CUDA 8.0 with DualSPHysics 4.0

NWRichmond · December 2016

According to the v4.0 guide, DualSPHysics has been tested with cuda versions up to 7.5. Has anyone had luck with running a compiled version of DualSPHysics using cuda 8.0?

The executable compiled with cuda 7.5 that ships out with the DualSPHysics 4.0 package runs fine on my Ubuntu 16.04 machine with cuda 8.0. Running the code when it's compiled from source with cuda 8.0 is another story.
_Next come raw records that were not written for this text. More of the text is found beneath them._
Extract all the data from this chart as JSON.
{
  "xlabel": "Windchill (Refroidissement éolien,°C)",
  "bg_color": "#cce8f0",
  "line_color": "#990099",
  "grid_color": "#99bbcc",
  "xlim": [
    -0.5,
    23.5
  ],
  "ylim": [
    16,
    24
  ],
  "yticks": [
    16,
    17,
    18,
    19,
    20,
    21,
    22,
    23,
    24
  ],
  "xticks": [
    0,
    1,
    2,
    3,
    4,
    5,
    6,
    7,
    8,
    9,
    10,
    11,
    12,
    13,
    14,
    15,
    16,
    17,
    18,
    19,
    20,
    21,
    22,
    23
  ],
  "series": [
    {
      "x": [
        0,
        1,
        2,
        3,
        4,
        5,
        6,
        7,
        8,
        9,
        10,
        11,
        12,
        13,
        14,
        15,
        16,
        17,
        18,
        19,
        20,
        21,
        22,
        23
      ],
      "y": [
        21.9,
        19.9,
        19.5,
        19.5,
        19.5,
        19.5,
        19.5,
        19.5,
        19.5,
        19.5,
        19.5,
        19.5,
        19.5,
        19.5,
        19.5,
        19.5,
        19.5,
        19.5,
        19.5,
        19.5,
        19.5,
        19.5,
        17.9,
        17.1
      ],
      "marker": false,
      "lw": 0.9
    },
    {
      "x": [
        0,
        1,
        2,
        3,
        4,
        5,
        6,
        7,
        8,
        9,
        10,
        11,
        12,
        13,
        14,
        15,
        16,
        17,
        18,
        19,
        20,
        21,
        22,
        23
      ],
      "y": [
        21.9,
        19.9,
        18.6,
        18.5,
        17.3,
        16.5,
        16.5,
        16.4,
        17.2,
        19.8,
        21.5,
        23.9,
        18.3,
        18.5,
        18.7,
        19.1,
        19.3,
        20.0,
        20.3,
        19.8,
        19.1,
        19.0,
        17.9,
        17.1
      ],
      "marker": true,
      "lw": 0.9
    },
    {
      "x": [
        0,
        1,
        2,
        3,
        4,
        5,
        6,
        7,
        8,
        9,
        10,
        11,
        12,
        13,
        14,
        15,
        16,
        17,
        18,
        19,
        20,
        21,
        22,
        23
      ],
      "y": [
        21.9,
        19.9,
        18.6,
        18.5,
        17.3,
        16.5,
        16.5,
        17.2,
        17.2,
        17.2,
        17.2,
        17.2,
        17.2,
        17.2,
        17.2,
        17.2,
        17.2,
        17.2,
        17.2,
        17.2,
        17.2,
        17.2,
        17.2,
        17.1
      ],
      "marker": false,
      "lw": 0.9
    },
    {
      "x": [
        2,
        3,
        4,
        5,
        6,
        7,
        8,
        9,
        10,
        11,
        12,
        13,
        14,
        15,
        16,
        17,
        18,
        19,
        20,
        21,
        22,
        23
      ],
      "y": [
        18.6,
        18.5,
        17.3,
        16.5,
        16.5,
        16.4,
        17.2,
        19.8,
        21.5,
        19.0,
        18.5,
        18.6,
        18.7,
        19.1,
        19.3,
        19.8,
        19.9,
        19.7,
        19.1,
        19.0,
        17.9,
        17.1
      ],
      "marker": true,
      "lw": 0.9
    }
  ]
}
After adjusting the makefile (change line 25 to DIRTOOLKIT=/usr/local/cuda-8.0), I can get the source code to compile without errors, but when I run the code, it is unable to access the cuda runtime libraries. I suspect it's not an issue of the path being set incorrectly because other programs are able to access these libraries with the path set as-is (the path is set as per NVIDIA's recommendations).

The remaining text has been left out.